Издевательства внезапно оборвались парадом официантов в белых перчатках, гордо несущих подносы с высоким розовым суфле, распространяющие вокруг аромат горячих сладостей, которые они начали расставлять перед гостями Мадонны. Следом шел черед серебряных вазочек с жирным взбитым кремом. А затем громогласный хор пропел «С днем рождения».

Мадонна, весело смеясь, влезла на стул, чтобы поклониться и послать воздушные поцелуи. На ней было необыкновенное платье из черного джерси, похожее на сари.

– Итак, кто в следующем месяце хочет поехать в Аргентину? – спросил Ричард, застыв, не донеся до рта ложку суфле.

– А что в Аргентине?

Тори посмотрела через стол на двух женщин, которые в унисон задали вопрос.

– Лошади для поло, – ответил Ричард, подмигивая Тори и глубокомысленно склоняясь в ее сторону. – Послушайте, если вы придете ко мне работать, вам будут доступны такие сумасшедшие вещи, как трехнедельные поездки на превосходную громадную животноводческую ферму в восхитительной Аргентине, – сказал он, на этот раз понижая голос и обращаясь только к ней, описывая заброшенную гасиенду в испанском стиле, принадлежавшую его другу.

Тори рассмеялась, почувствовав тепло его сияющих голубых глаз.

– Как это? – спросила она таким же голосом, втягиваясь во флирт.

– Вы будете моей помощницей. Мне потребуется ваша помощь.

– Я думала, что буду работать в отделе маркетинга.

– Да. Но для меня. Я думаю использовать южноамериканскую тему для следующего этапа поместий «Бел Эйр». На некоторых участках мы устраиваем поля поло, и я подумал, что это могло бы быть замечательной идеей – продавать их, как «животноводческие фермы» Беннеттона, – пошутил он. – Мне бы хотелось, чтобы вы были там со мной и помогали собирать идеи. Нам необходима достоверность…

Тори рассмеялась.

– Достоверность, – повторила она, натянуто улыбаясь и ожидая, пока официант снова наполнит вином ее бокал и отойдет. – Это все мои обязанности…

Ричард поднял свой вновь наполненный бокал и чокнулся с ней.

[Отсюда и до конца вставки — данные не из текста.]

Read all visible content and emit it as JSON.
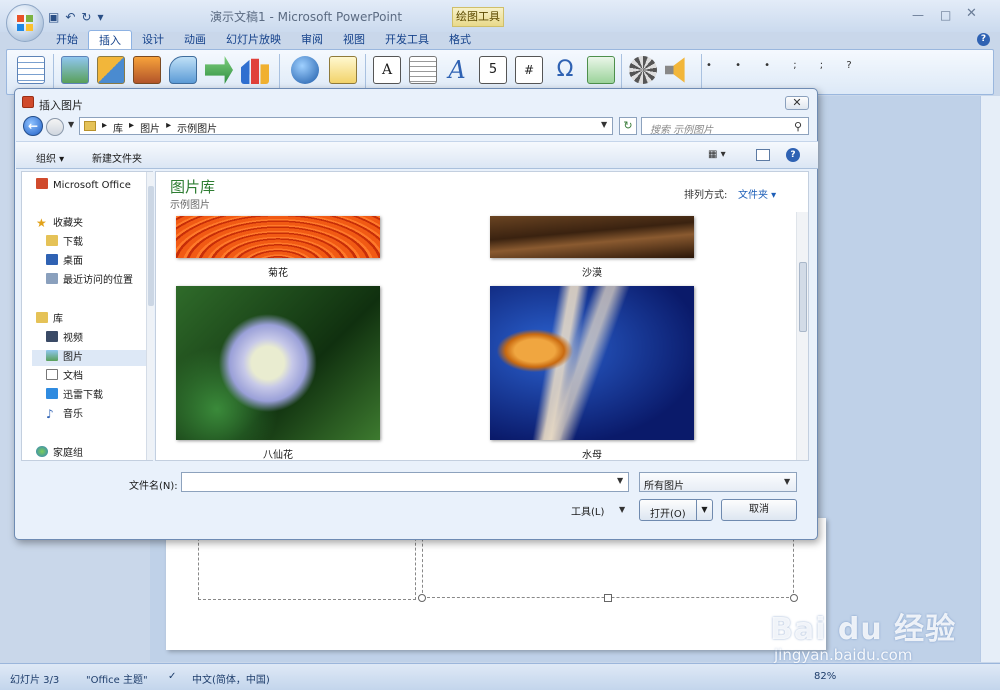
{
  "app": {
    "title": "演示文稿1 - Microsoft PowerPoint",
    "context_tab": "绘图工具",
    "tabs": [
      "开始",
      "插入",
      "设计",
      "动画",
      "幻灯片放映",
      "审阅",
      "视图",
      "开发工具",
      "格式"
    ],
    "active_tab": "插入"
  },
  "ribbon": {
    "icons": [
      "table-icon",
      "picture-icon",
      "clipart-icon",
      "photo-album-icon",
      "shapes-icon",
      "smartart-icon",
      "chart-icon",
      "hyperlink-icon",
      "action-icon",
      "textbox-icon",
      "header-footer-icon",
      "wordart-icon",
      "date-time-icon",
      "slide-number-icon",
      "symbol-icon",
      "object-icon",
      "movie-icon",
      "sound-icon"
    ],
    "dots": "• • • ; ; ?"
  },
  "dialog": {
    "title": "插入图片",
    "path": [
      "库",
      "图片",
      "示例图片"
    ],
    "search_placeholder": "搜索 示例图片",
    "toolbar": {
      "organize": "组织 ▾",
      "new_folder": "新建文件夹"
    },
    "nav": {
      "office": "Microsoft Office",
      "favorites": "收藏夹",
      "favorites_items": [
        "下载",
        "桌面",
        "最近访问的位置"
      ],
      "libraries": "库",
      "library_items": [
        "视频",
        "图片",
        "文档",
        "迅雷下载",
        "音乐"
      ],
      "homegroup": "家庭组"
    },
    "library": {
      "title": "图片库",
      "subtitle": "示例图片",
      "arrange_label": "排列方式:",
      "arrange_value": "文件夹 ▾"
    },
    "images": [
      "菊花",
      "沙漠",
      "八仙花",
      "水母"
    ],
    "filename_label": "文件名(N):",
    "filename_value": "",
    "filter": "所有图片",
    "tools": "工具(L)",
    "open": "打开(O)",
    "cancel": "取消"
  },
  "status": {
    "slide": "幻灯片 3/3",
    "theme": "\"Office 主题\"",
    "language": "中文(简体，中国)",
    "zoom": "82%"
  },
  "watermark": {
    "brand": "Bai du 经验",
    "url": "jingyan.baidu.com"
  },
  "colors": {
    "accent": "#15428b",
    "library_title": "#2e7d32",
    "ribbon_bg": "#dde9f7"
  }
}
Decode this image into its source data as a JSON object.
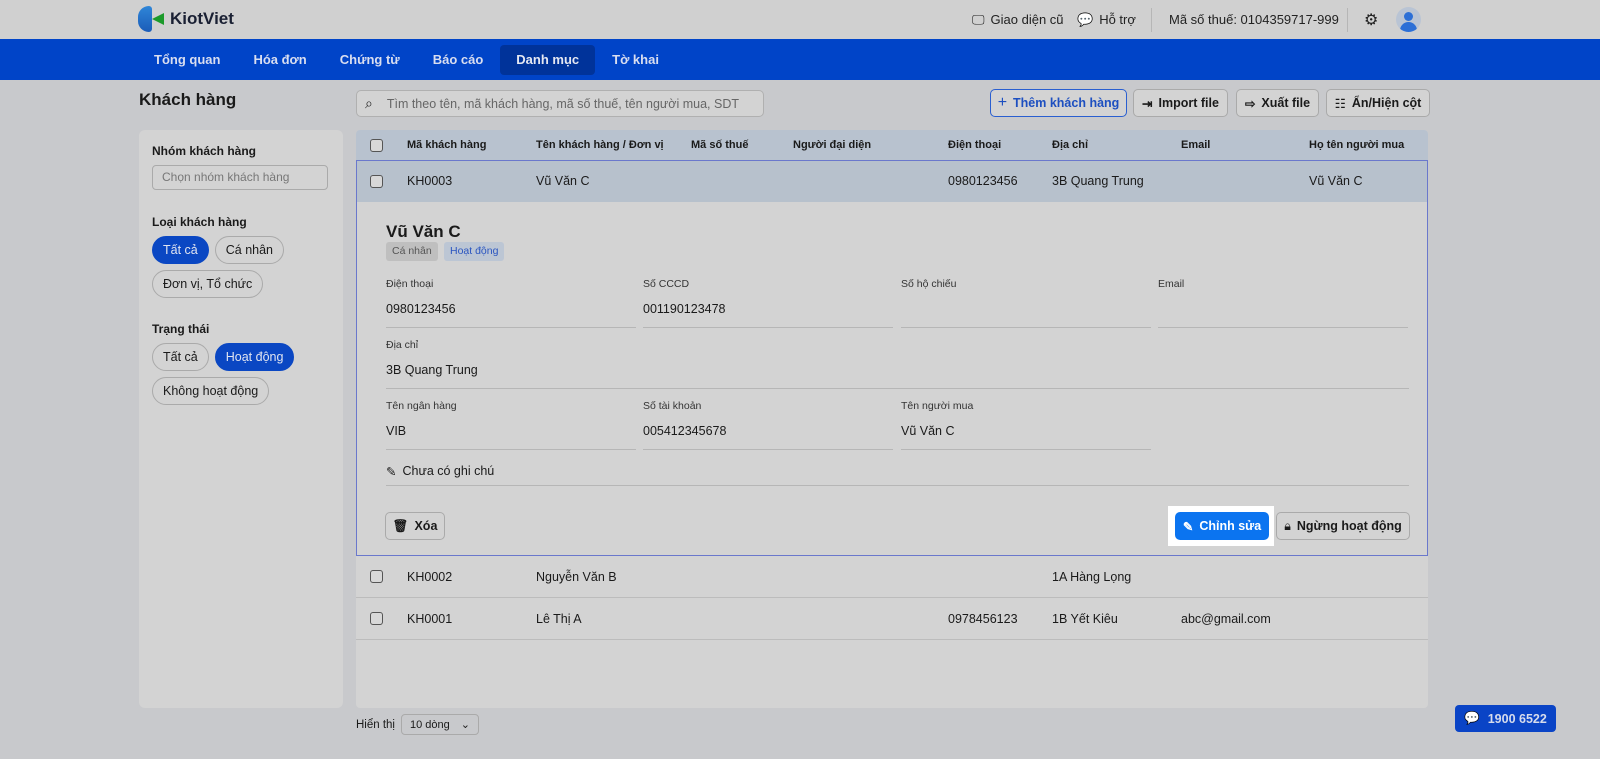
{
  "brand": {
    "name": "KiotViet"
  },
  "topbar": {
    "old_ui": "Giao diện cũ",
    "support": "Hỗ trợ",
    "tax_code": "Mã số thuế: 0104359717-999"
  },
  "nav": [
    "Tổng quan",
    "Hóa đơn",
    "Chứng từ",
    "Báo cáo",
    "Danh mục",
    "Tờ khai"
  ],
  "page": {
    "title": "Khách hàng",
    "search_placeholder": "Tìm theo tên, mã khách hàng, mã số thuế, tên người mua, SDT",
    "actions": {
      "add": "Thêm khách hàng",
      "import": "Import file",
      "export": "Xuất file",
      "columns": "Ẩn/Hiện cột"
    }
  },
  "filters": {
    "group_label": "Nhóm khách hàng",
    "group_placeholder": "Chọn nhóm khách hàng",
    "type_label": "Loại khách hàng",
    "type_options": [
      "Tất cả",
      "Cá nhân",
      "Đơn vị, Tổ chức"
    ],
    "status_label": "Trạng thái",
    "status_options": [
      "Tất cả",
      "Hoạt động",
      "Không hoạt động"
    ]
  },
  "table": {
    "headers": [
      "Mã khách hàng",
      "Tên khách hàng / Đơn vị",
      "Mã số thuế",
      "Người đại diện",
      "Điện thoại",
      "Địa chỉ",
      "Email",
      "Họ tên người mua"
    ],
    "rows": [
      {
        "code": "KH0003",
        "name": "Vũ Văn C",
        "tax": "",
        "rep": "",
        "phone": "0980123456",
        "address": "3B Quang Trung",
        "email": "",
        "buyer": "Vũ Văn C"
      },
      {
        "code": "KH0002",
        "name": "Nguyễn Văn B",
        "tax": "",
        "rep": "",
        "phone": "",
        "address": "1A Hàng Lọng",
        "email": "",
        "buyer": ""
      },
      {
        "code": "KH0001",
        "name": "Lê Thị A",
        "tax": "",
        "rep": "",
        "phone": "0978456123",
        "address": "1B Yết Kiêu",
        "email": "abc@gmail.com",
        "buyer": ""
      }
    ]
  },
  "detail": {
    "name": "Vũ Văn C",
    "tags": [
      "Cá nhân",
      "Hoạt động"
    ],
    "fields": {
      "phone_label": "Điện thoại",
      "phone": "0980123456",
      "cccd_label": "Số CCCD",
      "cccd": "001190123478",
      "passport_label": "Số hộ chiếu",
      "passport": "",
      "email_label": "Email",
      "email": "",
      "address_label": "Địa chỉ",
      "address": "3B Quang Trung",
      "bank_label": "Tên ngân hàng",
      "bank": "VIB",
      "account_label": "Số tài khoản",
      "account": "005412345678",
      "buyer_label": "Tên người mua",
      "buyer": "Vũ Văn C"
    },
    "note": "Chưa có ghi chú",
    "delete": "Xóa",
    "edit": "Chỉnh sửa",
    "deactivate": "Ngừng hoạt động"
  },
  "pagination": {
    "label": "Hiển thị",
    "page_size": "10 dòng"
  },
  "hotline": "1900 6522"
}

– Звучит интригующе, разве нет? – сказал он, касаясь ее руки и играя скромным колечком с бриллиантом на ее пальце, которое выглядело детской бижутерией по сравнению с украшениями других женщин.

– Мне кажется, я ищу что-то большее… – колебалась Тори, глядя, как его загорелая мускулистая рука легла поверх ее – бледной и нежной.

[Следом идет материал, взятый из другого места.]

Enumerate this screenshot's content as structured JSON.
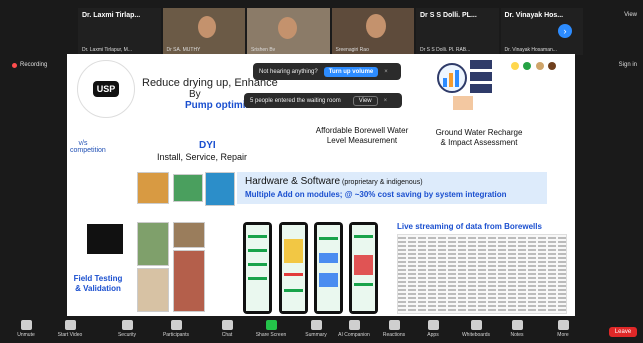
{
  "participants": [
    {
      "name": "Dr. Laxmi Tirlap...",
      "sub": "Dr. Laxmi Tirlapur, M..."
    },
    {
      "name": "",
      "sub": "Dr SA. MUTHY"
    },
    {
      "name": "",
      "sub": "Srishen Bv"
    },
    {
      "name": "",
      "sub": "Sreenagiri Rao"
    },
    {
      "name": "Dr S S Dolli. PL...",
      "sub": "Dr S S Dolli. Pl. RAB..."
    },
    {
      "name": "Dr. Vinayak Hos...",
      "sub": "Dr. Vinayak Hosaman..."
    }
  ],
  "top": {
    "view": "View",
    "signin": "Sign in",
    "recording": "Recording"
  },
  "slide": {
    "logo_text": "USP",
    "title_line1": "Reduce drying up, Enhance",
    "title_line2": "By",
    "title_line3": "Pump optimiz",
    "vs": "v/s competition",
    "dyi": "DYI",
    "dyi_sub": "Install, Service, Repair",
    "affordable": "Affordable Borewell Water Level Measurement",
    "groundwater": "Ground Water Recharge & Impact Assessment",
    "hw_title": "Hardware & Software",
    "hw_small": " (proprietary & indigenous)",
    "hw_sub": "Multiple Add on modules; @ ~30% cost saving by system integration",
    "field": "Field Testing & Validation",
    "live": "Live streaming of data from Borewells"
  },
  "toasts": {
    "hearing": "Not hearing anything?",
    "turnup": "Turn up volume",
    "waiting": "5 people entered the waiting room",
    "view": "View",
    "close": "×"
  },
  "toolbar": [
    {
      "label": "Unmute"
    },
    {
      "label": "Start Video"
    },
    {
      "label": "Security"
    },
    {
      "label": "Participants",
      "count": "14"
    },
    {
      "label": "Chat"
    },
    {
      "label": "Share Screen"
    },
    {
      "label": "Summary"
    },
    {
      "label": "AI Companion"
    },
    {
      "label": "Reactions"
    },
    {
      "label": "Apps"
    },
    {
      "label": "Whiteboards"
    },
    {
      "label": "Notes"
    },
    {
      "label": "More"
    }
  ],
  "leave": "Leave",
  "colors": {
    "accent": "#2d8cff",
    "leave": "#e02828",
    "slide_blue": "#1a4fcf"
  }
}
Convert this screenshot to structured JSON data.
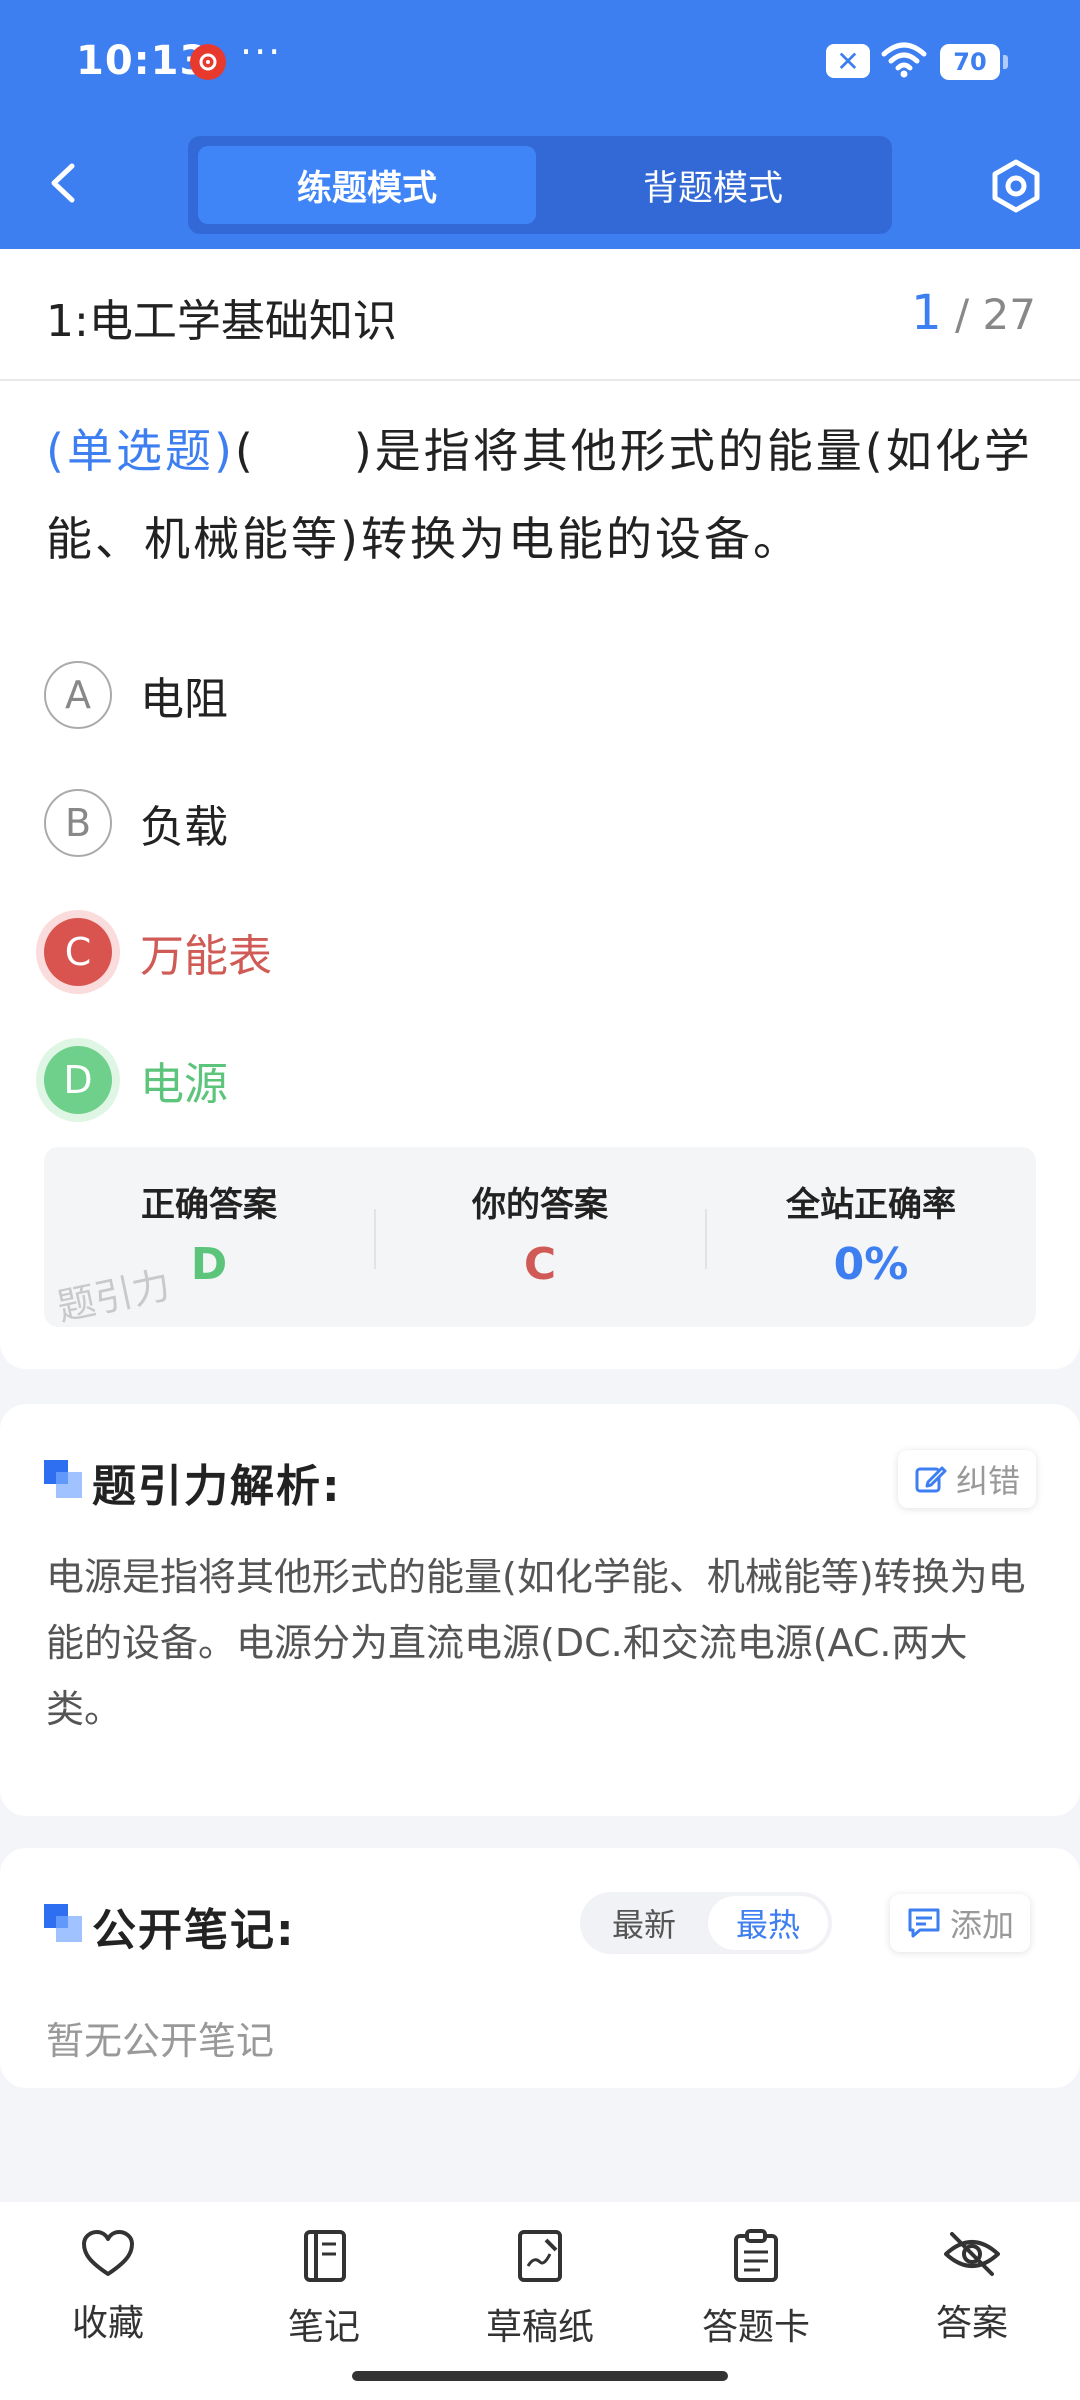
{
  "status_bar": {
    "time": "10:13",
    "more": "···",
    "battery": "70"
  },
  "header": {
    "tabs": [
      {
        "label": "练题模式",
        "active": true
      },
      {
        "label": "背题模式",
        "active": false
      }
    ]
  },
  "question": {
    "chapter": "1:电工学基础知识",
    "index": "1",
    "total": "/ 27",
    "type": "(单选题)",
    "stem": "(　　)是指将其他形式的能量(如化学能、机械能等)转换为电能的设备。",
    "options": [
      {
        "letter": "A",
        "text": "电阻",
        "state": "normal"
      },
      {
        "letter": "B",
        "text": "负载",
        "state": "normal"
      },
      {
        "letter": "C",
        "text": "万能表",
        "state": "wrong"
      },
      {
        "letter": "D",
        "text": "电源",
        "state": "correct"
      }
    ]
  },
  "result": {
    "correct_label": "正确答案",
    "correct_value": "D",
    "yours_label": "你的答案",
    "yours_value": "C",
    "rate_label": "全站正确率",
    "rate_value": "0%",
    "watermark": "题引力"
  },
  "analysis": {
    "title": "题引力解析:",
    "report_label": "纠错",
    "text": "电源是指将其他形式的能量(如化学能、机械能等)转换为电能的设备。电源分为直流电源(DC.和交流电源(AC.两大类。"
  },
  "notes": {
    "title": "公开笔记:",
    "sort_latest": "最新",
    "sort_hot": "最热",
    "add_label": "添加",
    "empty": "暂无公开笔记"
  },
  "bottom_nav": [
    {
      "label": "收藏",
      "icon": "heart-icon"
    },
    {
      "label": "笔记",
      "icon": "notebook-icon"
    },
    {
      "label": "草稿纸",
      "icon": "draft-icon"
    },
    {
      "label": "答题卡",
      "icon": "answer-card-icon"
    },
    {
      "label": "答案",
      "icon": "eye-off-icon"
    }
  ],
  "colors": {
    "primary": "#3d7ef0",
    "wrong": "#d9534f",
    "correct": "#6fd08b"
  }
}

– Что именно – большее? – спросил он, прерывая ее.

Она почувствовала волнение в груди, и ее щеки зарделись. Он ухмыльнулся, заметив это.

– Вы знаете, что фирма «Беннеттон» известна своими высокими окладами и дополнительными доходами.

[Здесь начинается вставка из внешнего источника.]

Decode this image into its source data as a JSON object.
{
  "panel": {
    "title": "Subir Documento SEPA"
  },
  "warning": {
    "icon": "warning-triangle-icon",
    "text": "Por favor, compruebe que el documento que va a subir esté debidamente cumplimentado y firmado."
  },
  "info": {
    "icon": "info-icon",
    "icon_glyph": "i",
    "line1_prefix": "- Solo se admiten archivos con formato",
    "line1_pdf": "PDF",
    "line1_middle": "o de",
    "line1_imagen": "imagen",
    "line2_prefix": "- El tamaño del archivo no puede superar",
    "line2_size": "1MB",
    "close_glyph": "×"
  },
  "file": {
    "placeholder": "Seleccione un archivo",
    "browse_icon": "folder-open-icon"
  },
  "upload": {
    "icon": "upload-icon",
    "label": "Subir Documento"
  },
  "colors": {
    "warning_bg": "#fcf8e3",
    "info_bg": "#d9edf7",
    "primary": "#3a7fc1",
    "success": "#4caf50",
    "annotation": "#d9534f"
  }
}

– Я думаю, что именно дополнительные доходы меня и тревожат, – заметила она.

Его пальцы медленными кругами продвигались вдоль ее руки.

– У нас превосходное медицинское страхование. Вы получите машину…

– Старинную, как ваша?

– Если захотите.

Тори снова рассмеялась, чувствуя легкое головокружение.

– Это замечательно – работать в нашей компании. Раз в год мы арендуем «Диснейлэнд» только для наших работников. Вы хотите снова вернуться к учебе, чтобы дополнительно изучить определенные курсы? Мы финансируем вас. Вас беспокоит период выплаты налогов? Мы нанимаем множество дополнительных бухгалтеров на период выплаты налогов в помощь всем, кто в этом нуждается. Я показывал вам гимнастический зал? Отдельно мужской и женский. Наш рождественский вечер не имеет себе равных.

Головокружение продолжалось. Тори поставила свой бокал, боясь выпить слишком много, но потом снова его взяла, не зная, что делать со своей свободной рукой. Его упорный взгляд действовал на нее сильнее, чем самая быстрая из каруселей в парке аттракционов.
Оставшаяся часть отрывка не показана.